Testing Web Applications with PlayWright and C#

March 23, 2021 by Anuraj

Playwright C# PlaywrightSharp

This article will discuss about testing web applications with the help of PlaywrightSharp and C#. PlaywrightSharp is a .Net library to automate Chromium, Firefox and WebKit browsers with a single API. Playwright delivers automation that is ever-green, capable, reliable and fast. On May 2020, Microsoft introduced Playwright - an open-source Node.js library to write cross-browser automation tests - that are fast, reliable and capable. You can find more details about Playwright on playwright.dev. Playwright takes the basic Puppeteer architecture and moves it more in the direction of Selenium, adding a web automation framework and improving how Puppeteer interacts with page content. As mentioned earlier it is a Node.js library. There is no direct way you can use Node.js apps from .NET. PlaywrightSharp is a nuget package which a C# binding of Playwright library.

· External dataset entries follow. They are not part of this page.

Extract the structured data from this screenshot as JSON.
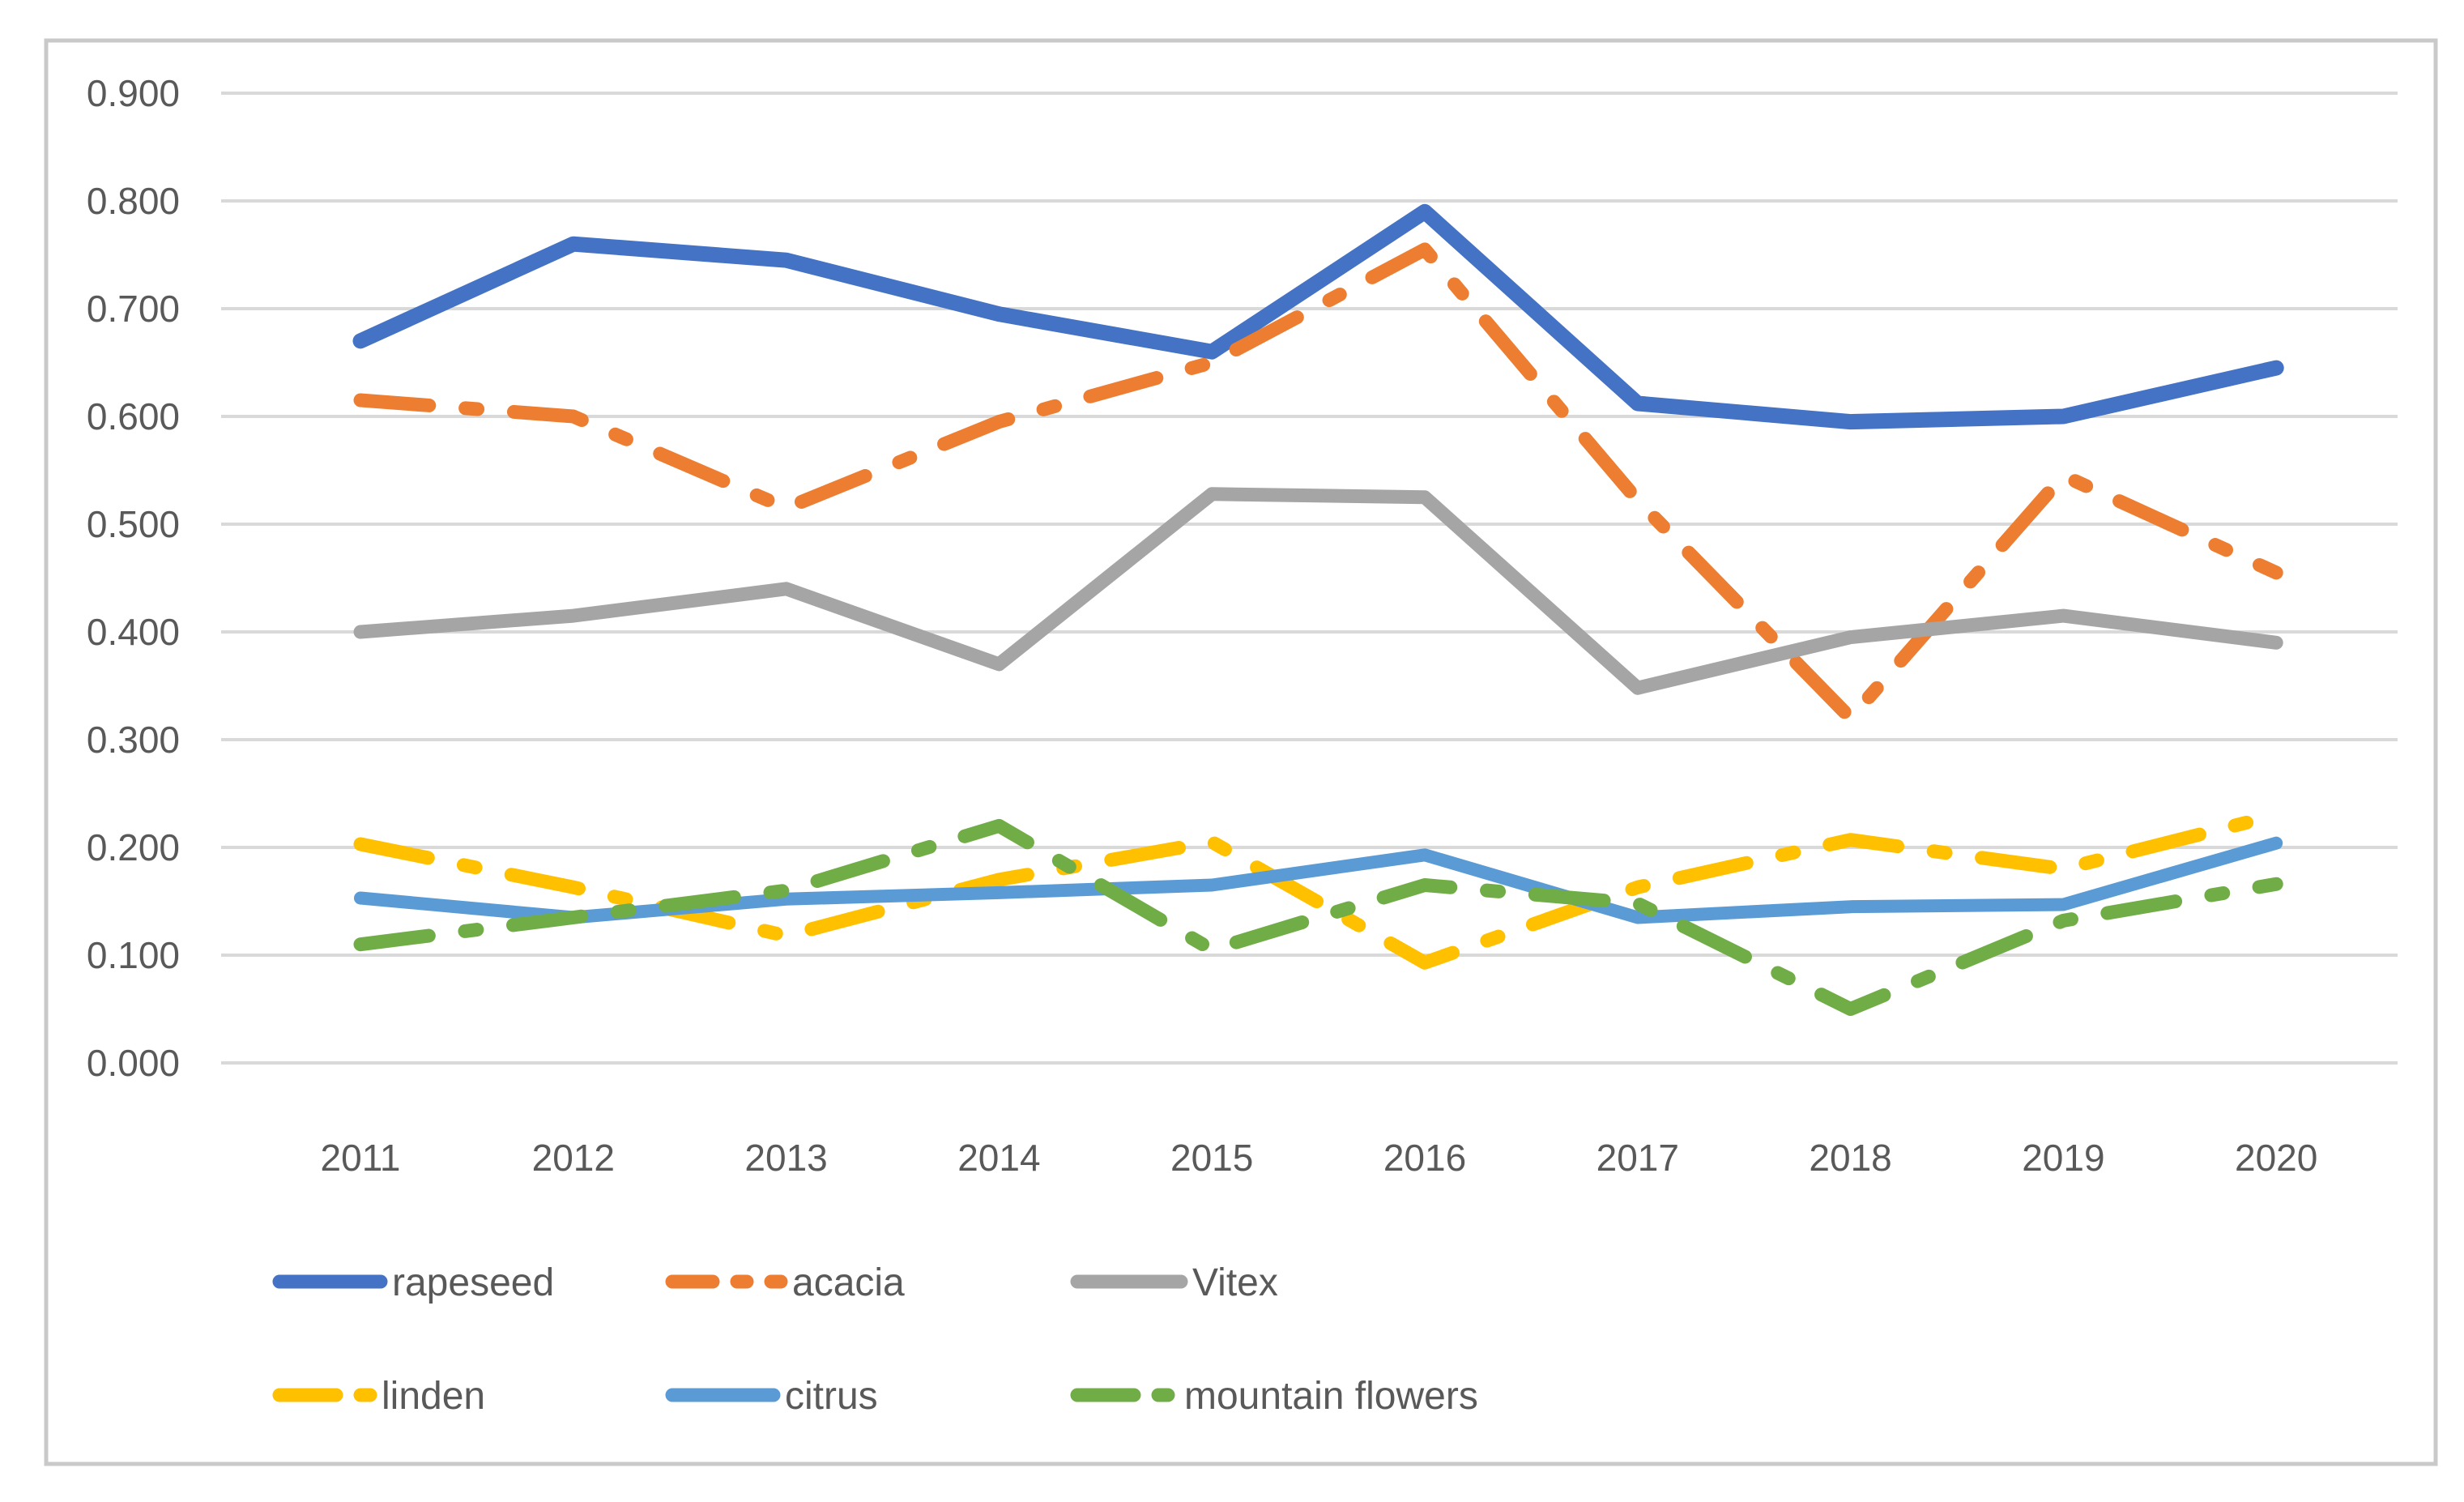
{
  "chart_data": {
    "type": "line",
    "title": "",
    "xlabel": "",
    "ylabel": "",
    "categories": [
      "2011",
      "2012",
      "2013",
      "2014",
      "2015",
      "2016",
      "2017",
      "2018",
      "2019",
      "2020"
    ],
    "series": [
      {
        "name": "rapeseed",
        "color": "#4472C4",
        "style": "solid",
        "width": 19,
        "values": [
          0.67,
          0.76,
          0.745,
          0.695,
          0.66,
          0.79,
          0.612,
          0.595,
          0.6,
          0.645
        ]
      },
      {
        "name": "acacia",
        "color": "#ED7D31",
        "style": "dash-dot",
        "width": 17,
        "values": [
          0.615,
          0.6,
          0.515,
          0.595,
          0.65,
          0.755,
          0.522,
          0.32,
          0.545,
          0.455
        ]
      },
      {
        "name": "Vitex",
        "color": "#A5A5A5",
        "style": "solid",
        "width": 17,
        "values": [
          0.4,
          0.415,
          0.44,
          0.37,
          0.528,
          0.525,
          0.348,
          0.395,
          0.415,
          0.39
        ]
      },
      {
        "name": "linden",
        "color": "#FFC000",
        "style": "dash-dot",
        "width": 17,
        "values": [
          0.203,
          0.163,
          0.118,
          0.17,
          0.205,
          0.093,
          0.163,
          0.207,
          0.18,
          0.23
        ]
      },
      {
        "name": "citrus",
        "color": "#5B9BD5",
        "style": "solid",
        "width": 16,
        "values": [
          0.153,
          0.135,
          0.152,
          0.158,
          0.165,
          0.193,
          0.135,
          0.145,
          0.147,
          0.204
        ]
      },
      {
        "name": "mountain flowers",
        "color": "#70AD47",
        "style": "dash-dot",
        "width": 17,
        "values": [
          0.11,
          0.135,
          0.16,
          0.22,
          0.105,
          0.165,
          0.148,
          0.05,
          0.132,
          0.166
        ]
      }
    ],
    "y_axis": {
      "min": 0.0,
      "max": 0.9,
      "step": 0.1,
      "tick_labels": [
        "0.000",
        "0.100",
        "0.200",
        "0.300",
        "0.400",
        "0.500",
        "0.600",
        "0.700",
        "0.800",
        "0.900"
      ]
    },
    "x_axis_labels": [
      "2011",
      "2012",
      "2013",
      "2014",
      "2015",
      "2016",
      "2017",
      "2018",
      "2019",
      "2020"
    ],
    "grid": true,
    "legend_position": "bottom",
    "legend_rows": [
      [
        "rapeseed",
        "acacia",
        "Vitex"
      ],
      [
        "linden",
        "citrus",
        "mountain flowers"
      ]
    ]
  },
  "colors": {
    "background": "#FFFFFF",
    "gridline": "#D9D9D9",
    "chart_border": "#C9C9C9",
    "axis_text": "#595959",
    "legend_text": "#595959"
  }
}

To get started, you can create a console application and add reference of PlaywrightSharp using the command - dotnet add package PlaywrightSharp, this will install the PlaywrightSharp package to your console app. Next you need to write the code to open a website and test the functionalities. For this demo playwright.dev app is used. Here is the code.

await Playwright.InstallAsync();
using var playwright = await Playwright.CreateAsync();
await using var browser = await playwright.Chromium.LaunchAsync(headless: false);
var context = await browser.NewContextAsync();
var page = await context.NewPageAsync();
await page.GoToAsync("https://playwright.dev/");
await page.ClickAsync("[placeholder=\"Search\"]");
await page.FillAsync("[placeholder=\"Search\"]", "dotnet");
await page.ClickAsync("text=… C# is available in preview. dotnet add package …");
await page.ClickAsync("text=Playwright for C# is available in preview.");
await File.WriteAllBytesAsync(Path.Combine(Directory.GetCurrentDirectory(), "playwright.png"),
    await page.ScreenshotAsync());

In the test, first the browser drivers installed. Next, you are creating an instance of Playwright server and launching it. The playwright.Chromium.LaunchAsync(headless: false) method launch Chromium browser. Creating a page object. Navigating to the playwright.dev URL. Next looking for the search textbox and typing text dotnet. And from the result choose the C# is available in preview. dotnet add package and click on that result. And finally taking a screenshot and saving it.

Now you can run the test using dotnet run command, after one or two seconds you will be able to see a playwright.png file in the directory. You might be thinking it is good but how do I know all the API methods?. So the playwright team offers a recorder where you can record the actions and generate code. To start recording you need to run the command - npx playwright codegen <url_you_want_to_test> this will launch the browser with a recorder. For generating code for playwright.dev website you can run the command like this - npx playwright codegen https://playwright.dev/, which will launch the web app and recorder like this.

Playwright Recorder

Once the recording completed, you will be able to copy the code in various languages including C#.

Playwright Recorder

Right now you used Chromium browser. You can switch to Firefox or WebKit browsers without much code changes. Here is the same functionality using Firefox.

await using var browser = await playwright.Firefox.LaunchAsync(headless: false);

So instead of Chromium, use Firefox. And for WebKit also similar change only.

await using var browser = await playwright.WebKit.LaunchAsync(headless: false);

If you’re working on a legacy project, it is recommended to start browser automation. It will help you to reduce lot of time for the release of your application. In this demo, no test framework is used, you can use NUnit or XUnit and based on the element visibility or URL you will be able to assert.